The U.S. dollar and Japanese yen rose on Tuesday as risk aversion returned amid concerns Washington's bank rescue plan may not be enough to revive the weak financial sector. The fall in U.S. stock markets also drove investors to move their assets into safe haven currencies as such as the greenback.

In late New York, the dollar extended gains against the euro to as high as 1.2836 after Federal Reserve Chairman Ben Bernanke's prepared testimony to the House of Representatives Financial Services Committee failed to mention buying of U.S. Treasuries by the U.S. central bank. Instead, Bernanke said the Fed believes an array of extraordinary programs aimed at stabilising credit and banking have improved market conditions and eased strains despite a drumbeat of negative economic news, but that there was no quick fix.

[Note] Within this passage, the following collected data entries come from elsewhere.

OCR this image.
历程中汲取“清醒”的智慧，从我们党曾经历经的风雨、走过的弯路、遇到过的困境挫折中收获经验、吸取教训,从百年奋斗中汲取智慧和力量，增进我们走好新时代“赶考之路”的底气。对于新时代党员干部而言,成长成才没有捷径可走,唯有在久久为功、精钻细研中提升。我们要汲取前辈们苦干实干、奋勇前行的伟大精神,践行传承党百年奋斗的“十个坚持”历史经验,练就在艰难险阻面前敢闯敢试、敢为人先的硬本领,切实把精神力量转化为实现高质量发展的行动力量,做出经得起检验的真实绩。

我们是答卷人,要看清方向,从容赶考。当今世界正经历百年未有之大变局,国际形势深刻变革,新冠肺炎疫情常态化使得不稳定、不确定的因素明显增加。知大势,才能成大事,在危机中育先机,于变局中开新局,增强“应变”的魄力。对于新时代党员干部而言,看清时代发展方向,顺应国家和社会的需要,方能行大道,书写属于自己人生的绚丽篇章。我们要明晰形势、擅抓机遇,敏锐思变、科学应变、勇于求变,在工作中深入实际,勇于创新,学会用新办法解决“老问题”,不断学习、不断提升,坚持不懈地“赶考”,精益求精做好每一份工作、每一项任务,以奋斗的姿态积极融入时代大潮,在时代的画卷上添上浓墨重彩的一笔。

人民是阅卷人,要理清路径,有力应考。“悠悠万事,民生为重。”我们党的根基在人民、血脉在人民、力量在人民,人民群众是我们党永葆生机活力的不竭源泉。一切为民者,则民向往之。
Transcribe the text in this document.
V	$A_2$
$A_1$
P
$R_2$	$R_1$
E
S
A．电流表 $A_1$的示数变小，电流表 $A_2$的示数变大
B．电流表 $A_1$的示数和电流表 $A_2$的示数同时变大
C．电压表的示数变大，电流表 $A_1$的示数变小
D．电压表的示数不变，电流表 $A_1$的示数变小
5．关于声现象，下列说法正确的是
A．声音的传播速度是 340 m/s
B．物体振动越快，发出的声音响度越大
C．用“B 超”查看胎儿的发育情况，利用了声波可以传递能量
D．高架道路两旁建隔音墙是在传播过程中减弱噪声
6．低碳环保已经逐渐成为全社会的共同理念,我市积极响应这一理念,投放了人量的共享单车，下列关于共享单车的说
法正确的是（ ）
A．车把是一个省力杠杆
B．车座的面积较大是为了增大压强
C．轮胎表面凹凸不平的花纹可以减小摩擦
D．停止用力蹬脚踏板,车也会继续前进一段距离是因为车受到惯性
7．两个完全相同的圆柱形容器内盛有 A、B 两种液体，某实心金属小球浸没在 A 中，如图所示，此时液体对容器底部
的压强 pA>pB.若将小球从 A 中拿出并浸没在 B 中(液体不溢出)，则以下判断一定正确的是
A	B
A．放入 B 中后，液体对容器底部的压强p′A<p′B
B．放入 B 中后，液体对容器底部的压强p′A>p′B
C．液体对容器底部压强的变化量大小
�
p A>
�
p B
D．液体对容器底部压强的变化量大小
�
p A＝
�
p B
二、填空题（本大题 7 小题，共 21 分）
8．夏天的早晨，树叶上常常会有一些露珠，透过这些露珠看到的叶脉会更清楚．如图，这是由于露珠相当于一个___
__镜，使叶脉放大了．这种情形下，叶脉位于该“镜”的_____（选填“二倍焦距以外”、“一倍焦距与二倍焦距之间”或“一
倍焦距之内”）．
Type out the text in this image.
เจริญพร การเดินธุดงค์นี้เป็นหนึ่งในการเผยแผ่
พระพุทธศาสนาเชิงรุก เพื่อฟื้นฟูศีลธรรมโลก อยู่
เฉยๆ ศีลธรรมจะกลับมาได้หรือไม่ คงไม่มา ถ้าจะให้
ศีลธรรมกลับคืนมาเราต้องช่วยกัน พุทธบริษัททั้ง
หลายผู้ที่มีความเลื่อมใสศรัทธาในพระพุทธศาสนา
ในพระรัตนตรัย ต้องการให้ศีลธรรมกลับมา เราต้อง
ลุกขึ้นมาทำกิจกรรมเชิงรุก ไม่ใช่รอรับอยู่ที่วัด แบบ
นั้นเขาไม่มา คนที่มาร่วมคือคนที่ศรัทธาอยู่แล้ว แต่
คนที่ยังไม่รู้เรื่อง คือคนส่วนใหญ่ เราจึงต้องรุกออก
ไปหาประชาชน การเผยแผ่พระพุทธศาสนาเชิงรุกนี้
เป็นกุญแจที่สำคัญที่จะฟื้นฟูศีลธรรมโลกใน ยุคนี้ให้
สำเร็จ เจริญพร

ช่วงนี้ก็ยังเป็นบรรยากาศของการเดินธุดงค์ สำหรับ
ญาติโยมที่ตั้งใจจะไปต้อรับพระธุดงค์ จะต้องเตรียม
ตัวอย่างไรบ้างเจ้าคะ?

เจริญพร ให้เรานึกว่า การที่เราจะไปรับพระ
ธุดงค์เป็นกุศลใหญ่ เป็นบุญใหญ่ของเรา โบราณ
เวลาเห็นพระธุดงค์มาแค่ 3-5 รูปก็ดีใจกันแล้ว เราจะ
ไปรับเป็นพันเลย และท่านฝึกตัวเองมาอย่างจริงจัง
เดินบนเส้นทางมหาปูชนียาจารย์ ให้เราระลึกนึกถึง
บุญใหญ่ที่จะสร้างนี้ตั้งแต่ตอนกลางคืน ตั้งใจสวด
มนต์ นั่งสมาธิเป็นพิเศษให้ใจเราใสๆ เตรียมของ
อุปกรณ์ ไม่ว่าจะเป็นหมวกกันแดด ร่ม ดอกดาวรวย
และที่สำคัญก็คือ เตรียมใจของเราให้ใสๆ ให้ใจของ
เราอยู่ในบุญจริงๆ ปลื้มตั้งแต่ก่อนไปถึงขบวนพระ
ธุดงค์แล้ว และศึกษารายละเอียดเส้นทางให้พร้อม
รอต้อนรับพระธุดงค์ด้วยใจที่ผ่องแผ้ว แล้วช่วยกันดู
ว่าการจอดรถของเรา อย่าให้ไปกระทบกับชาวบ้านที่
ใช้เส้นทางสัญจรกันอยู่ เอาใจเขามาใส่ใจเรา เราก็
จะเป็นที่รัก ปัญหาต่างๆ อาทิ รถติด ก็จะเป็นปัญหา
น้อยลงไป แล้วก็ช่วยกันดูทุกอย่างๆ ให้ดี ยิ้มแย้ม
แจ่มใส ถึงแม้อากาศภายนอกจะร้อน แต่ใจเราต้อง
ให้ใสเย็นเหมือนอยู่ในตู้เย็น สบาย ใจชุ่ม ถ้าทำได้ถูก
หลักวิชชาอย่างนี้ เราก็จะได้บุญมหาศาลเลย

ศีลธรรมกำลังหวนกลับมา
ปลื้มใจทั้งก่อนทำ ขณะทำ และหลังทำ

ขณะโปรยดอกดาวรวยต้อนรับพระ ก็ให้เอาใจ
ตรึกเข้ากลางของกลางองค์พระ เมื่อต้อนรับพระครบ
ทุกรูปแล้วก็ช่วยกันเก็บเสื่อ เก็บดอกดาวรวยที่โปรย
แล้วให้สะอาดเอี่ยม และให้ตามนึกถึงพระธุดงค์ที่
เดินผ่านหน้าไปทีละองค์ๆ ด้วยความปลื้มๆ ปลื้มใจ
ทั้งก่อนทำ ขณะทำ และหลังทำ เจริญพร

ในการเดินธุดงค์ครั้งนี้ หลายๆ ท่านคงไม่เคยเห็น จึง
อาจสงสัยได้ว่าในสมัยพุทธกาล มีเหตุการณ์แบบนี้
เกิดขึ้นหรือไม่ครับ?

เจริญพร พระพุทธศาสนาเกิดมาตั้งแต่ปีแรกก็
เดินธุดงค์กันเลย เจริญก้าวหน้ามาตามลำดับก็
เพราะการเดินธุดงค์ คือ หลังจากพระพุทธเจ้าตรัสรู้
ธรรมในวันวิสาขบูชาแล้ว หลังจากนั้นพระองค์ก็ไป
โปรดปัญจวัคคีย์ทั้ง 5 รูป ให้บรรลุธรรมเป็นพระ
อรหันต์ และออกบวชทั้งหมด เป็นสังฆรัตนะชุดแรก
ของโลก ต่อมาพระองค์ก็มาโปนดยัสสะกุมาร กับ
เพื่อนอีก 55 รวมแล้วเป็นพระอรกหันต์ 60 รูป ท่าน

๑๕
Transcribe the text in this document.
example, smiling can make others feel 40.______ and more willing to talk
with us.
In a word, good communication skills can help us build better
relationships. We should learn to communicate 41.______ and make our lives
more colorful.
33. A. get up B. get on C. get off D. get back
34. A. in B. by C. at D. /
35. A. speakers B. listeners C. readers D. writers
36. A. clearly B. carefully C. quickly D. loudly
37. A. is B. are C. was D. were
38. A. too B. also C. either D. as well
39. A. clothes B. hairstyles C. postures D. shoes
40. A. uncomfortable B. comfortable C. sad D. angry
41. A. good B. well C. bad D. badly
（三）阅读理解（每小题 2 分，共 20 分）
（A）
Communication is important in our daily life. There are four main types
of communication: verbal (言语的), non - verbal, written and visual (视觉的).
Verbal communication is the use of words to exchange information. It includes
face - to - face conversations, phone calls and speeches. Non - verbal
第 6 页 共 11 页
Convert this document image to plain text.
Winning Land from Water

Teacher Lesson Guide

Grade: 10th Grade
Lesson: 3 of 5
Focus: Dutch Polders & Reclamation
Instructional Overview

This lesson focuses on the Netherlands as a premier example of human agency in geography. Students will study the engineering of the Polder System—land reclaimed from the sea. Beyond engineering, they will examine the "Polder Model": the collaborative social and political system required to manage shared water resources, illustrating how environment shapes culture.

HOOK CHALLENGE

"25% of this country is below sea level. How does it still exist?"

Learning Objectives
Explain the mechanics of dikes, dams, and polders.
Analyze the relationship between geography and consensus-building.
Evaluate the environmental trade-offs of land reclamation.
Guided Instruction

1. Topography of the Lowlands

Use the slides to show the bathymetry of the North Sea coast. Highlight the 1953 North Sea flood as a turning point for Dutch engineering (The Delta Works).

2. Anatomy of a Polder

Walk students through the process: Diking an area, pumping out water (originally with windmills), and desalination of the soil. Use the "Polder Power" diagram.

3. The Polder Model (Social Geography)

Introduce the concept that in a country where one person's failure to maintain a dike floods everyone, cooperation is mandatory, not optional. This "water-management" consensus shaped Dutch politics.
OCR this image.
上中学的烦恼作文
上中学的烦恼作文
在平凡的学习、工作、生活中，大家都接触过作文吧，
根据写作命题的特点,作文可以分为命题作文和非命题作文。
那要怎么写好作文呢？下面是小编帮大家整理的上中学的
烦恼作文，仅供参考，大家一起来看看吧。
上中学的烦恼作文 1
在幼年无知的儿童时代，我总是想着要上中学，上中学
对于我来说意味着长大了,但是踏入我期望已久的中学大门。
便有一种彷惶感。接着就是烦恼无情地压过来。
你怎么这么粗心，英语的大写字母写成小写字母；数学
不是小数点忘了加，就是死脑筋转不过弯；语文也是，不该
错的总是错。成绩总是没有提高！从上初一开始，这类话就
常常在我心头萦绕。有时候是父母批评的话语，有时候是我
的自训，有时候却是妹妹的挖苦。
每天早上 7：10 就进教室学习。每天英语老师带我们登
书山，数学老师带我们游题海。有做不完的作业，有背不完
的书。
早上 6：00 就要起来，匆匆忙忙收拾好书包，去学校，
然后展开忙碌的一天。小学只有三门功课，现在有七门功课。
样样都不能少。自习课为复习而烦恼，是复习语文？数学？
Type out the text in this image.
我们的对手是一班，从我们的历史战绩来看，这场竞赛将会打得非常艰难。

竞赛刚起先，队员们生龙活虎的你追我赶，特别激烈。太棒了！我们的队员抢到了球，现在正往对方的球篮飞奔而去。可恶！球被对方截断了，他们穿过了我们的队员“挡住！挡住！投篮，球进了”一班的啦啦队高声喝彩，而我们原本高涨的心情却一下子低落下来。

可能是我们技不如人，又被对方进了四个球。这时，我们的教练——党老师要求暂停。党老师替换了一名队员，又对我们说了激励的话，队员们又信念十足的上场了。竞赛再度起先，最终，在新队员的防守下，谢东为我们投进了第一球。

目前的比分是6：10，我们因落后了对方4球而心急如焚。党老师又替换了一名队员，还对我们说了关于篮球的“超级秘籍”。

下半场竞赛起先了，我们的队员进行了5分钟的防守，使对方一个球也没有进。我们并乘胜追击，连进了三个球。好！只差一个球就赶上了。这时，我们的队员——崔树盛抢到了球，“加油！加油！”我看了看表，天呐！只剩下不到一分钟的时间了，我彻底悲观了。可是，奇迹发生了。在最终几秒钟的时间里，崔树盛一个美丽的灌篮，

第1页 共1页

The Japanese yen strengthened versus other currencies as as investors sold bank shares on concerns that the reworked U.S. stimulus plan to shore up the financial sector may not be enough to thaw credit markets and alleviate the deepening recession. Dow Jones industrial average index declined 4.62 percent or 381 points to close at 7888 while S&P 500 index and the Nasdaq Composite index also fell more than 4 percent to close at 826 and 1524 respectively. The dollar fell 1.3 percent against the yen to as low as 90.13 while the single currency dropped to 115.78 versus the yen before stabilising.

U.S. Treasury Secretary Timothy Geithner on Tuesday said in prepared remarks to the Senate Banking Committee that the Treasury was exploring a range of structures for a public/private investment fund that could eventually soak up $1 trillion of distressed assets from American financial institutions.

In other currencies, the British pound remained under pressure throughout the day and fell to as low as 1.4456 versus the dollar and to 130.41 against the yen, while the Australian and New Zealand dollars also dropped by 4.4 percent and 3.8 percent against the U.S. currency, trading to as low at 0.6485 and 0.5180 respectively.

On Wednesday, financial markets in Japan are closed for National Foundation day and economic data releases from other nations include Australia Wespac consumer confidence, German CPI final and HICP final, U.K. average earnings, claimant count, ILO unemployment, trade balance and BOE inflation reports, Canada trade data and the U.S. Fed budget.